Dormire bene fa bene al cuore

Sono innumerevoli gli studi scientifici che indicano nel sonno uno degli elementi fondamentali per salvaguardare la nostra salute e il nostro equilibrio psicofisico. Dormire poco rende esausti, irritabili, depressi e meno lucidi, tutto ciò dimostra chiaramente il collegamento tra sonno e benessere soggettivo.

Meno immediato può sembrare il collegamento tra la salute del nostro cuore ed il sonno, in realtà è proprio così: dormire bene fa bene al cuore.

Spesso l’attenzione si concentra soprattutto su aspetti ben più noti per salvaguardare la salute cardiovascolare. Si parla spesso, ad esempio, di dieta e di attività fisica: lo sport è fondamentale per aumentare i valori di colesterolo buono e diminuire quello cattivo che causa vari problemi cardiovascolari. Lo stesso vale per l’abuso di cibi grassi, fritti e ricchi di zucchero.

 

Però il sonno ha un suo ruolo in questo equilibrio.
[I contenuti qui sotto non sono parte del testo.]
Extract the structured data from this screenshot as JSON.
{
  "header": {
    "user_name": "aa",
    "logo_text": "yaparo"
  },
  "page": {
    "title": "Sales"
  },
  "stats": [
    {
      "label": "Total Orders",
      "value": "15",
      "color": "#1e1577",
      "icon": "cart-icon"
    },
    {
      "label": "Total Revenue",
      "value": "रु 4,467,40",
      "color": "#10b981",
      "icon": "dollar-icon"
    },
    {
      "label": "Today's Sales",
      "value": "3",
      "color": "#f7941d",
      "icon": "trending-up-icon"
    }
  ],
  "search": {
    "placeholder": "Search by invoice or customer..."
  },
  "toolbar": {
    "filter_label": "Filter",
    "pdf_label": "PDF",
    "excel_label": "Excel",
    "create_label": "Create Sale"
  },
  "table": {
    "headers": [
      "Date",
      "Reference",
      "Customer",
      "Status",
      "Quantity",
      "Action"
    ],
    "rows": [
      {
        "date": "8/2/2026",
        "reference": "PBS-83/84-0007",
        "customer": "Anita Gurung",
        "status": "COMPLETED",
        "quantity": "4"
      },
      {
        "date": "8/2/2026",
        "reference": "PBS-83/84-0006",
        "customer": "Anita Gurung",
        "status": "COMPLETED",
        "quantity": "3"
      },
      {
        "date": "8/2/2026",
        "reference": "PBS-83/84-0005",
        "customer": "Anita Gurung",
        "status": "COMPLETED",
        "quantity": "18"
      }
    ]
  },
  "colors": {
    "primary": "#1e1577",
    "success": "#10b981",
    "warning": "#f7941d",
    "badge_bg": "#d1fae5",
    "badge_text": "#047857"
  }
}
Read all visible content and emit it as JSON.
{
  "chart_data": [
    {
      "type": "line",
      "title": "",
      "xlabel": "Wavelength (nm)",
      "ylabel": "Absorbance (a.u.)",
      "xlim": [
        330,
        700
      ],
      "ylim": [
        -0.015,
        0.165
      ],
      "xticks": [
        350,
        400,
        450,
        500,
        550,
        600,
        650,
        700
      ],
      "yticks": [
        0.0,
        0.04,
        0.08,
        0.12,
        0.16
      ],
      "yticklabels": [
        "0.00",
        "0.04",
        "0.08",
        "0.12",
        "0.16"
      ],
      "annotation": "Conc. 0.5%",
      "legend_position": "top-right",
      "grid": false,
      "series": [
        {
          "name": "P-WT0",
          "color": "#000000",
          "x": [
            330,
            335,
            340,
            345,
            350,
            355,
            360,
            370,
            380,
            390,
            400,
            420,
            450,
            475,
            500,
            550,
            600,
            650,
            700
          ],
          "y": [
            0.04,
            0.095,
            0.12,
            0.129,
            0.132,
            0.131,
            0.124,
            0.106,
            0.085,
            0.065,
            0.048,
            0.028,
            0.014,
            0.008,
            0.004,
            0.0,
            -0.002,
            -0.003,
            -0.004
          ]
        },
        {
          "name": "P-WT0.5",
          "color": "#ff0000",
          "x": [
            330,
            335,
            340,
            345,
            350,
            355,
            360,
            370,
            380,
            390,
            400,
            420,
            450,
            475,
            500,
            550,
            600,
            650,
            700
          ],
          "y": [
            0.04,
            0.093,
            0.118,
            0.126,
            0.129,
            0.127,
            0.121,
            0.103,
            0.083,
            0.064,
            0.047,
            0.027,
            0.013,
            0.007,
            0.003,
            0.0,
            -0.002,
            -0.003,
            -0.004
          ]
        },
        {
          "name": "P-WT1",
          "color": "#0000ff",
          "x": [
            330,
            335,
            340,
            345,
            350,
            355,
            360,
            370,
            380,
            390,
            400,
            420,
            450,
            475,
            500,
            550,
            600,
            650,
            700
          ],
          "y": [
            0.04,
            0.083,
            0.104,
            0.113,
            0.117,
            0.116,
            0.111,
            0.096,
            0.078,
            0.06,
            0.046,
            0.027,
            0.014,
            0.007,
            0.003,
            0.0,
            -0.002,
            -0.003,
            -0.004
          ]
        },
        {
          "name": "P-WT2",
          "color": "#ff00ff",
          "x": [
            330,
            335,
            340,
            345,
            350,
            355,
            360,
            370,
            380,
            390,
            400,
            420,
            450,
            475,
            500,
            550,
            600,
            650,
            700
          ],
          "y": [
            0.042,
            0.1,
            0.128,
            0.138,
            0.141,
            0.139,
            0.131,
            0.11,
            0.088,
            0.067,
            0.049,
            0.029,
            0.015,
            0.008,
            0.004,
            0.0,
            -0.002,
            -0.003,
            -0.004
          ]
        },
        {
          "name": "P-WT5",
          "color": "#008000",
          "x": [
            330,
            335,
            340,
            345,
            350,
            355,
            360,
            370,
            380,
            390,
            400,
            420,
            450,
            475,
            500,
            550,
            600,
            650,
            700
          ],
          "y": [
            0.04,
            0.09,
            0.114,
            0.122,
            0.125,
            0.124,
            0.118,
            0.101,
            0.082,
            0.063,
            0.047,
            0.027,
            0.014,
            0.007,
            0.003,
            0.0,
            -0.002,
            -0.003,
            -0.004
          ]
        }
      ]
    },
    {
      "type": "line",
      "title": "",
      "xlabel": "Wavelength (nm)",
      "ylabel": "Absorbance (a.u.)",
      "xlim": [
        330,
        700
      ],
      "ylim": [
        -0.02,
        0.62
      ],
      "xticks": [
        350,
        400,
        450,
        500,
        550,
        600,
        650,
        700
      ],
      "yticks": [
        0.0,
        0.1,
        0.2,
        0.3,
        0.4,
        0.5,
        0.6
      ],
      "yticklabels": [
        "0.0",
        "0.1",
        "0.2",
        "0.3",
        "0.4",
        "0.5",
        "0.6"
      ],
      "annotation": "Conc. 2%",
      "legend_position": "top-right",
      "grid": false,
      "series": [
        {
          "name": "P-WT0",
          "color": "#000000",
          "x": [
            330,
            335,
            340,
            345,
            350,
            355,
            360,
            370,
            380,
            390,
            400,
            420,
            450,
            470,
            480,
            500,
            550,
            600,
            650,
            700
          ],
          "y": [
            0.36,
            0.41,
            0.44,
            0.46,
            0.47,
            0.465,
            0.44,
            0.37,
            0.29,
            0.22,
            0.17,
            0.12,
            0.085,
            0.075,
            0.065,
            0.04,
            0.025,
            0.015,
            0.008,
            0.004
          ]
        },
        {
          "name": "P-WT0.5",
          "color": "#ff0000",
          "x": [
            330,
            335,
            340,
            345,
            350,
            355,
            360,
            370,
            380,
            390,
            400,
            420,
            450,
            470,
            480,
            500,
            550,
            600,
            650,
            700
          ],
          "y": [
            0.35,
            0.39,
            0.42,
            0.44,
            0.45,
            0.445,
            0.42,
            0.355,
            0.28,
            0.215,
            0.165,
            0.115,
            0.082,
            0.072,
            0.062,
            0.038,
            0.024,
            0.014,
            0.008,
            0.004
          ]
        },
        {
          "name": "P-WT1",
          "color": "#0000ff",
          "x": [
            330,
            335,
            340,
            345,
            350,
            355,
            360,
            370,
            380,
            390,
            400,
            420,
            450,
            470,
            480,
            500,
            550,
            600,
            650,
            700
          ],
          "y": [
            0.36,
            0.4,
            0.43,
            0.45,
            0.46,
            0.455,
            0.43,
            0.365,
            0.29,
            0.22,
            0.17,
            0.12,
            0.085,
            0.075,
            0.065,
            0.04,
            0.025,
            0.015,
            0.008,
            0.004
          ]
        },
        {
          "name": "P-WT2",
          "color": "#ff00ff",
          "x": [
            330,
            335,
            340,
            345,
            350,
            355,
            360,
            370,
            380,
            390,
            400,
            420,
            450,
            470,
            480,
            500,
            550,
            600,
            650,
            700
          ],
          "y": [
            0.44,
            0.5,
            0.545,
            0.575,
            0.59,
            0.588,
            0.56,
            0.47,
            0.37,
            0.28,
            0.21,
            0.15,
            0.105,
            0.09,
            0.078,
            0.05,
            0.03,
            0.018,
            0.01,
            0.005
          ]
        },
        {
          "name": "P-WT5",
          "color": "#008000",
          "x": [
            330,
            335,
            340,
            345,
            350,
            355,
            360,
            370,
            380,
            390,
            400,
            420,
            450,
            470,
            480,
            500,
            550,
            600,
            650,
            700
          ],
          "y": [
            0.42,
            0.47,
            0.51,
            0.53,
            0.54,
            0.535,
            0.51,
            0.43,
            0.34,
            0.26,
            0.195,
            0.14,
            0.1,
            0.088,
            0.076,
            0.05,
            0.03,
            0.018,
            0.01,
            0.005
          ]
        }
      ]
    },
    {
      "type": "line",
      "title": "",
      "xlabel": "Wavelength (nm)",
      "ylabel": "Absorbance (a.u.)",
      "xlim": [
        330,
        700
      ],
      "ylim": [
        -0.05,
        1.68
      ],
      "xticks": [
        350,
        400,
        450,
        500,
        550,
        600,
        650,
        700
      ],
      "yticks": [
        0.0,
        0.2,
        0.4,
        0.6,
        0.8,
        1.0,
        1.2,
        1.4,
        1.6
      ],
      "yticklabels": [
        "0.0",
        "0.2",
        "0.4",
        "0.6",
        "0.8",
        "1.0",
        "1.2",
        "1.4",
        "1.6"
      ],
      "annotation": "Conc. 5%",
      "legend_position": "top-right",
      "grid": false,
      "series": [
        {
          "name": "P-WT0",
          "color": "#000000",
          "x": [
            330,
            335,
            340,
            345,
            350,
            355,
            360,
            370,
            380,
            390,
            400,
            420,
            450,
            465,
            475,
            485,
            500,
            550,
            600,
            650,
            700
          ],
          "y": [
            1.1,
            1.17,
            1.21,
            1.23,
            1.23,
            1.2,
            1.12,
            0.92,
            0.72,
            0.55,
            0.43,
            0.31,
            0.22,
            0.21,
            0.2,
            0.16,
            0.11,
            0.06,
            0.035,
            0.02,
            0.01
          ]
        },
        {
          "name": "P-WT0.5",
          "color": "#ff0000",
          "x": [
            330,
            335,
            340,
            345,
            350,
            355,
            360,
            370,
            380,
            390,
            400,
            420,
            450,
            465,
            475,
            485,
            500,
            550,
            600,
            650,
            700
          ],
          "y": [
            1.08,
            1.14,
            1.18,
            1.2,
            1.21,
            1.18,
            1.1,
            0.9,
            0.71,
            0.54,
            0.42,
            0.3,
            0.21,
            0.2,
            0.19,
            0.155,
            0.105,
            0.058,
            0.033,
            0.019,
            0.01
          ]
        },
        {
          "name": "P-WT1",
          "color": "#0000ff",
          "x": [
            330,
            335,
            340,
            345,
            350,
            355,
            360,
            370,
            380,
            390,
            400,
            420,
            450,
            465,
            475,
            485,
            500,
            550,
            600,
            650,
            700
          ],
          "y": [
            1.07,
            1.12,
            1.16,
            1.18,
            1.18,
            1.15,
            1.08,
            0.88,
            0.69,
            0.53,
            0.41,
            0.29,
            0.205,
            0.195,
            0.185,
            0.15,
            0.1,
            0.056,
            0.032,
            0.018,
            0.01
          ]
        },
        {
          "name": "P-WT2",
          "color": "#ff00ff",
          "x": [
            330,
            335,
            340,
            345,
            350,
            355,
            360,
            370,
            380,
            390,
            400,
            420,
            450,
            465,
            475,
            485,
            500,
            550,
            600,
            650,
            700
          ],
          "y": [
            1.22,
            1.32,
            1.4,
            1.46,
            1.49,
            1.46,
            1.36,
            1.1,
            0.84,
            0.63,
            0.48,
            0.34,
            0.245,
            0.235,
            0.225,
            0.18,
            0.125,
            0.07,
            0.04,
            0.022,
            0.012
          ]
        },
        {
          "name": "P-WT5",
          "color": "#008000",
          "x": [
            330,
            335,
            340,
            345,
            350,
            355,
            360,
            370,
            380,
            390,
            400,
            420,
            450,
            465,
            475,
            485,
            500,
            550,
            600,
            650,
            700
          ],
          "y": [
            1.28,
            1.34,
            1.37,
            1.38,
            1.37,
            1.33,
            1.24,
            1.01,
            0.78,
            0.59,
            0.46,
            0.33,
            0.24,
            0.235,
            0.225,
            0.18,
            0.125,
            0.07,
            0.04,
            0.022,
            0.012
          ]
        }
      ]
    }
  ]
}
Come possiamo spiegarlo?

Il ritmo circadiano è regolato nel nostro organismo mediante due orologi principali, uno centrale ed uno periferico: quello centrale si trova nel cervelletto, in una porzione detta ipotalamo, ed è influenzato dai cambiamenti di luce rilevati tramite le nostre retine. L’orologio periferico è invece disseminato in tutti  i sistemi ed apparati e può “segnare” un’ora differente rispetto all’orologio centrale ipotalamico sulla base di alcuni “zeitgebers”  (dal tedesco “che dà il tempo”), come l’apporto di cibo e la temperatura esterna.

Questi “zeitgebers” regolano il ritmo circadiano cellulare di cellule muscolari lisce (che regolano il tono vascolare), cardiomiociti (le cellule che compongono il cuore) ecc., modificando le secrezioni ormonali, la pressione arteriosa, la frequenza cardiaca. Segnali inappropriati in entrambi gli orologi, correlati ad abitudini errate e ad alterazioni del sonno, possono determinare uno squilibrio, un “cambio d’ora”, direttamente in ogni settore del nostro organismo.

Chi fa sport a un buon livello sa che per ottenere buoni risultati bisogna dormire un buon numero di ore. Questo perché durante il sonno il nostro corpo si rigenera, riposa, ripara i muscoli e le cellule; allo stesso modo il sonno è coinvolto nella guarigione e nella riparazione del cuore e dei vasi sanguigni. Questo significa che la carenza di riposo è collegata a un aumento del rischio di malattie cardiache, ipertensione, diabete e ictus.

 

Riposo e salute del cuore, quali sono i problemi del sonno da contrastare?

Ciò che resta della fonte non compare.